Frutto di un rilevante lavoro di ricerca storiografica e delle contestualità dei rispettivi periodi durante i quali si svolge l’intera narrazione, “Mi limitavo ad amare te” è un romanzo di ampio respiro che esce dalla dimensione del microcosmo individuale che purtroppo spesso contraddistingue certa narrativa nostrana. Al contrario, l’autrice ha scelto di puntare verso una dimensione internazionale dell’intera storia, che prende le mosse dal periodo dei bombardamenti di Sarajevo, del clima bellico che si respirava nell’ex-Jugoslavia nel 1992, in un’epoca che, attraverso queste pagine, torna a vivere davanti ai nostri occhi e all’immaginario del lettore con una forza vitale, tale da spingerci a seguire passo dopo passo il vissuto di questo gruppo di ragazzini.
E la percezione che si prova, nel corso della lettura, è davvero quella di un appagamento totale, di una profondità nelle relazioni umane di questi ragazzi, a mano a mano che la loro crescita si sviluppa nel corso degli anni, con tutte quelle privazioni che si trovano ad affrontare, prima in occasione della partenza improvvisa in pullman per salvarli, e senza la certezza di sapere se mai potranno riabbracciare, rivedere, ritrovare i propri genitori. Così tutto quanto accade in seguito, dal trasferimento in Italia all’ospitalità presso i vari istituti religiosi, dalle peripezie varie vissute mentre il tempo scorre inesorabilmente, viene narrato con un senso di partecipazione e un’angolazione vista attraverso questo gruppo di bambini, poi adolescenti, poi giovani adulti, e con un senso di ampio respiro che diventa l’occasione di una sincera narrazione di vita esistenziale, propria di chi sa cosa vuol dire condividere la sofferenza, le paure, i dubbi di ogni giorno, e soprattutto di fronte ad una tragedia come quella della guerra consumata a poche centinaia di chilometri di distanza dall’Italia.
Se proprio va evidenziata una cifra caratteristica di “Mi limitavo ad amare te” è proprio il taglio internazionale, la capacità dell’autrice di saper uscire dai confini nazionali, e di saper creare un prodotto narrativo contrassegnato da elementi di universalità, tali da saper toccare le corde emotive del lettore. Come già era accaduto con il precedente romanzo “Le assaggiatrici” (che aveva fatto affermare Rosella Postorino in ambito mondiale), “Mi limitavo ad amare te” è una storia di crescita, di vissuto, di analisi di fronte ai fatti storici di rilevanza internazionale, nella quale è proprio lo sguardo rivolto agli ultimi, alle persone che faticano a difendersi, che devono compiere delle scelte improvvise, e si ritrovano, loro malgrado, protagoniste, di eventi straordinari, ineluttabili, e diventano a loro volta delle vere e proprie cartine di tornasole in grado di consentirci a meglio conoscere le implicazioni di una delle più agghiaccianti e tristi pagine di storia contemporanea.
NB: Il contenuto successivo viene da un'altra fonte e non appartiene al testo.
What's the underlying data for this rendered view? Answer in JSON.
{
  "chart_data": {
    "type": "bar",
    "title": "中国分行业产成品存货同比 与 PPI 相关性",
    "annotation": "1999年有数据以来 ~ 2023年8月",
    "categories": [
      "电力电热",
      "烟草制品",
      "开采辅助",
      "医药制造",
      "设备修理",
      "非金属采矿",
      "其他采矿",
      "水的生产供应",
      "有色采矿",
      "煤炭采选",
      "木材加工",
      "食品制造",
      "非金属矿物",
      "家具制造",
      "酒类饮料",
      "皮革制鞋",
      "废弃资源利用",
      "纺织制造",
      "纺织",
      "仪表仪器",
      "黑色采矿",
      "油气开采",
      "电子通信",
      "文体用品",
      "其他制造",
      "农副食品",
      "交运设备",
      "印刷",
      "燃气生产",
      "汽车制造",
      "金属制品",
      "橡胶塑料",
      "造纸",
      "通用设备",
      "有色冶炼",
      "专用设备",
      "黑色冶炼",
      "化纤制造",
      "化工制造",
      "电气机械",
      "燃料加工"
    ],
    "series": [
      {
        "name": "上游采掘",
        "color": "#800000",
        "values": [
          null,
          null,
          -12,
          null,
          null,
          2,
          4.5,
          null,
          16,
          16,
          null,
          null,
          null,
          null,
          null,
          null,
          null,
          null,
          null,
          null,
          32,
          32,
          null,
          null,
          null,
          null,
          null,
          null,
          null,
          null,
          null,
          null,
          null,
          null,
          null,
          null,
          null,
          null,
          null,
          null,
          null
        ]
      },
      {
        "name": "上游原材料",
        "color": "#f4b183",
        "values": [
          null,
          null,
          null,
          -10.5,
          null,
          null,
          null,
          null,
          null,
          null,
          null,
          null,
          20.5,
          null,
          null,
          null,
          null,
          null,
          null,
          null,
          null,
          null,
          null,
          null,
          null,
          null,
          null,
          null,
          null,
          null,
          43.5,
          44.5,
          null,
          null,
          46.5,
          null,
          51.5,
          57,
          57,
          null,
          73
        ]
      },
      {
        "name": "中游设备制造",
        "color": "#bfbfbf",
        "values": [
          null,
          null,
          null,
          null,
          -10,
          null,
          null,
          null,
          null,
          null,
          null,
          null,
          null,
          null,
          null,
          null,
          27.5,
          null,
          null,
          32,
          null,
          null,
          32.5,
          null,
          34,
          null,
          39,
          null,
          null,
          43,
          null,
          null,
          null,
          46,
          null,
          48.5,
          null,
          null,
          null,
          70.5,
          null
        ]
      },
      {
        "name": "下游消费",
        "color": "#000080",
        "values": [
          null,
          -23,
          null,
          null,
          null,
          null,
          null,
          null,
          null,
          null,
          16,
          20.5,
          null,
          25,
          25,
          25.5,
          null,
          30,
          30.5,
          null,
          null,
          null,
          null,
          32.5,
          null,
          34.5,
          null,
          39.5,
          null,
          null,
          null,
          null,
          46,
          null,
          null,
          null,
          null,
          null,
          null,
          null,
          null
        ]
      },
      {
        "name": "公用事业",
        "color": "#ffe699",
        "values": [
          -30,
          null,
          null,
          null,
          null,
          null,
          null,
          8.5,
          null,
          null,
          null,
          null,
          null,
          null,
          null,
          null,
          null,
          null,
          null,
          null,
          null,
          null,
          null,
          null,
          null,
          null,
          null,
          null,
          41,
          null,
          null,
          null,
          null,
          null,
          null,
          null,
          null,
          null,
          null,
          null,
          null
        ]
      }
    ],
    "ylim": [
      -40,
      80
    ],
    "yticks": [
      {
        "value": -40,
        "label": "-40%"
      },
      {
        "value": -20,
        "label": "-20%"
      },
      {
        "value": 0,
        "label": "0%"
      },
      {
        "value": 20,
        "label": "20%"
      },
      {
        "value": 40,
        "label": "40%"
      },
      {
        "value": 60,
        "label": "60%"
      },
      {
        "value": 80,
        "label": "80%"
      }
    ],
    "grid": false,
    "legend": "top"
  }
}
Se c’è un romanzo che merita quindi di essere letto e apprezzato, ebbene, è proprio questo. Perché Rosella Postorino ha alzato ulteriormente l’asticella, proprio per cogliere da una vicenda individuale (quella di tre ragazzini portati forzatamente in Italia dalla guerra di Sarajevo) gli spunti di una narrazione universale, coinvolgente, che sa emozionarci, coinvolgerci, commuoverci, e invita a farci riflettere con grande attenzione.